Tuesday, August 30, 2005


"The war’s political managers have made absolutely no effort to create even a simulacrum of equal sacrifice, and 9/11 did nothing to change what has been from the beginning, and remains, the Bush Administration’s top priority, not excluding fighting terrorism: the use of the tax code to transfer wealth to the rich and, especially, the superrich. Next week, even as the national debt grows by another $11 billion and military recruiters scramble with ever-mounting desperation to fill their quotas, the Senate will reassemble to take up the proposal, already passed by the House, to permanently eliminate the estate tax, thereby shifting some $1.5 billion a week—about the same as the Iraq war—from the public treasury to the bank accounts of the heirs to the nation’s twenty thousand biggest fortunes.

Yes, it’s a different type of war. This ambiguity also makes for a different type of antiwar politics. The opposition to the Vietnam War relied on the active mobilization of masses of people—first tens of thousands, then hundreds of thousands, finally millions—and its demand was clear: Get out. Its Iraq counterpart, so far, is more rudimentary and, unlike its predecessor, almost completely without hostility to the military or illusions about the enemy. Not quite a movement, it is more a pyramid of complaint ranged along a line from dissent to discontent.

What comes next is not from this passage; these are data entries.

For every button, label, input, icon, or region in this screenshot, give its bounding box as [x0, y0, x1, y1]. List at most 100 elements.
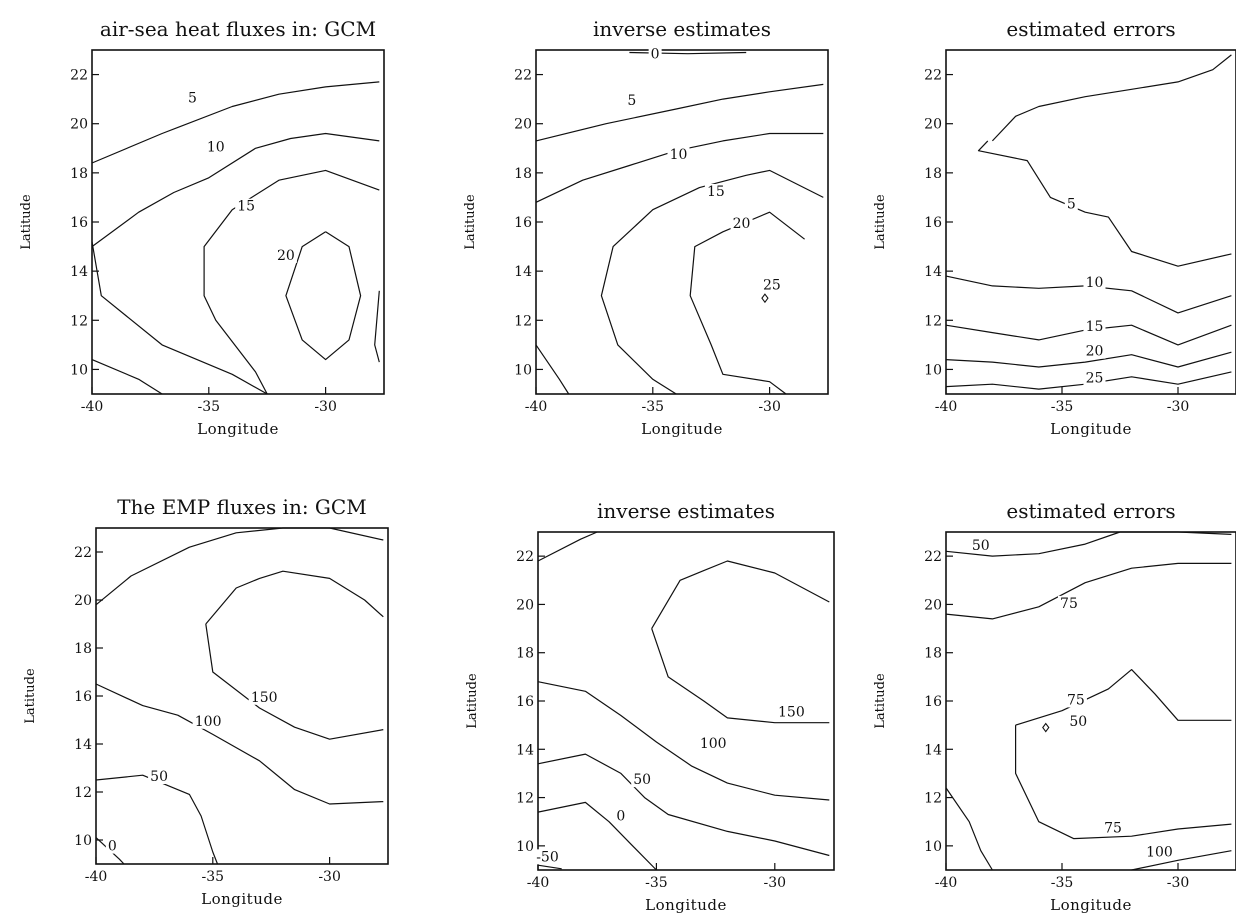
contour-label-bg	[648, 46, 662, 62]
contour-label-bg	[1064, 196, 1078, 212]
y-tick-label: 18	[74, 641, 92, 657]
x-axis-label: Longitude	[645, 896, 727, 914]
contour-label: 50	[150, 769, 168, 785]
contour-label: 75	[1104, 820, 1122, 836]
contour-label-bg	[969, 537, 992, 553]
contour-label: 100	[700, 736, 727, 752]
x-tick-label: -30	[314, 399, 337, 415]
y-axis-label: Latitude	[23, 668, 38, 724]
y-tick-label: 14	[924, 264, 942, 280]
x-axis-label: Longitude	[1050, 896, 1132, 914]
contour-label-bg	[531, 849, 563, 865]
contour-line-0	[91, 359, 163, 395]
contour-label: 75	[1060, 596, 1078, 612]
contour-line-150	[95, 527, 384, 606]
x-tick-label: -40	[527, 875, 550, 891]
y-tick-label: 14	[70, 264, 88, 280]
x-tick-label: -40	[81, 399, 104, 415]
contour-label-bg	[631, 772, 654, 788]
y-tick-label: 10	[514, 362, 532, 378]
plot-frame	[95, 527, 389, 865]
y-tick-label: 12	[924, 791, 942, 807]
y-tick-label: 18	[924, 166, 942, 182]
contour-label-bg	[760, 277, 783, 293]
contour-line-100	[537, 681, 830, 801]
contour-line-20	[374, 290, 380, 363]
contour-line-50	[537, 753, 830, 857]
contour-line-20	[285, 231, 362, 361]
x-tick-label: -40	[85, 869, 108, 885]
extremum-marker	[761, 293, 769, 304]
contour-line-150	[651, 628, 830, 724]
contour-label-bg	[667, 147, 690, 163]
contour-line-5	[91, 81, 380, 164]
contour-line-0	[537, 801, 657, 871]
panel-p4: The EMP fluxes in: GCM 10 12 14 16 18 20 22 -40 -…	[23, 495, 389, 908]
contour-line-15	[535, 344, 570, 395]
contour-label: 25	[763, 277, 781, 293]
contour-label: 0	[616, 808, 625, 824]
contour-label-bg	[185, 90, 199, 106]
contour-label-bg	[1102, 820, 1125, 836]
contour-label-bg	[614, 808, 628, 824]
plot-frame	[945, 49, 1236, 395]
contour-label: 20	[1086, 344, 1104, 360]
contour-label-bg	[730, 215, 753, 231]
contour-line-150	[537, 531, 598, 562]
contour-line-5	[991, 54, 1232, 142]
contour-line-0	[95, 837, 125, 865]
contour-label: 15	[707, 184, 725, 200]
contour-label: 10	[1086, 275, 1104, 291]
x-tick-label: -30	[764, 875, 787, 891]
panel-p1: air-sea heat fluxes in: GCM 10 12 14 16 18 20 2…	[19, 17, 385, 438]
panel-title: air-sea heat fluxes in: GCM	[100, 17, 376, 41]
contour-line--50	[537, 864, 562, 870]
y-tick-label: 10	[516, 839, 534, 855]
y-tick-label: 14	[74, 737, 92, 753]
contour-line-20	[945, 351, 1232, 368]
contour-line-50	[945, 531, 1232, 557]
panel-title: inverse estimates	[593, 17, 771, 41]
contour-line-150	[205, 623, 384, 740]
contour-line-15	[91, 241, 268, 395]
x-tick-label: -35	[202, 869, 225, 885]
contour-label-bg	[1083, 370, 1106, 386]
contour-line-150	[651, 560, 830, 629]
contour-label-bg	[235, 198, 258, 214]
contour-label-bg	[1067, 714, 1090, 730]
y-tick-label: 18	[70, 166, 88, 182]
y-tick-label: 16	[924, 215, 942, 231]
contour-label-bg	[697, 735, 729, 751]
contour-label: 5	[627, 93, 636, 109]
x-tick-label: -40	[935, 875, 958, 891]
contour-line-5	[535, 83, 824, 142]
x-tick-label: -30	[1167, 399, 1190, 415]
y-tick-label: 16	[514, 215, 532, 231]
y-axis-label: Latitude	[873, 194, 888, 250]
contour-label: 150	[778, 704, 805, 720]
y-tick-label: 22	[924, 68, 942, 84]
panel-title: The EMP fluxes in: GCM	[117, 495, 366, 519]
y-tick-label: 22	[924, 549, 942, 565]
y-tick-label: 14	[516, 742, 534, 758]
y-tick-label: 16	[70, 215, 88, 231]
x-tick-label: -30	[318, 869, 341, 885]
contour-label: 0	[108, 839, 117, 855]
contour-label: 20	[277, 248, 295, 264]
plot-frame	[535, 49, 829, 395]
y-tick-label: 18	[514, 166, 532, 182]
contour-label-bg	[105, 838, 119, 854]
y-tick-label: 16	[924, 694, 942, 710]
contour-label: 0	[651, 46, 660, 62]
y-axis-label: Latitude	[873, 673, 888, 729]
contour-line-150	[205, 570, 384, 625]
contour-label-bg	[192, 713, 224, 729]
contour-label-bg	[1143, 844, 1175, 860]
contour-line-75	[1014, 725, 1232, 840]
x-tick-label: -35	[645, 875, 668, 891]
y-tick-label: 12	[74, 785, 92, 801]
contour-label-bg	[204, 139, 227, 155]
panel-p2: inverse estimates 10 12 14 16 18 20 22 -40 -35 -30…	[463, 17, 829, 438]
contour-line-100	[945, 787, 993, 871]
contour-line-20	[689, 211, 805, 395]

At its peak, for the moment, is Camp Casey, the makeshift tent vigil, a mile or so from President Bush’s Texas vacation estate, that has grown up around a woman named Cindy Sheehan, whose son, an Army enlisted man, was killed in Iraq seventeen months ago. In the middle is a congeries of left-populist Web groups, such as MoveOn.org. At the base is a large slice of the public, as measured by the crude instrument of public-opinion surveys—a silent majority, you might say. In a Newsweek poll, 61 per cent disapprove of Bush’s “handling” of Iraq. In a CNN/USA Today/Gallup poll, 54 per cent say that the war there was a mistake, 57 per cent that it has made us less safe, and 56 per cent that we should withdraw all (33 per cent) or some (23 per cent) of our troops.

The numbers are eerily similar to those the Vietnam debacle generated at its worst. The sentiment they reflect, however, is not the same. The movement against that war had the support of thousands of elected officials, including, toward the end, a majority of both Houses of Congress; the opposition to this one has no such thing. But the reticence of so many Democrats is rooted as much in perplexity as in timidity.

In Iraq, the strategic rationales for war—terrorism and “weapons of mass destruction”—have turned out to be as phony as the Gulf of Tonkin incident. With scores of thousands of Iraqis dead, an Islamist theocracy in prospect for part, if not the whole, of the country, and the possibility of civil war growing, even the humanitarian rationale has begun to wither. And the hubristic dream of Iraq (in the words of Fouad Ajami, in an essay included in a new anthology entitled “The Right War? The Conservative Debate on Iraq”) as “a beacon from which to spread democracy and reason throughout the Arab world . . . has clearly been set aside.” Last week, even as Bush was taking a break from his vacation to denounce “immediate withdrawal of our troops in Iraq or the broader Middle East” as a step that “would only embolden the terrorists,” the Financial Times was reporting details of the Pentagon’s plans “to pull significant numbers of troops out of Iraq in the next twelve months.” The chilling truth is that no one really knows what to do. No one knows whether the consequences of withdrawal, quick or slow, would be worse or better—for Iraq and for the “war on terror” of which, willy-nilly, it has become a part—than the consequences of “staying the course.” It is a matter of judgment, and the judgment that will count, more chilling still, is that of George W. Bush."-from Hendrik Hertzberg's column in The New Yorker.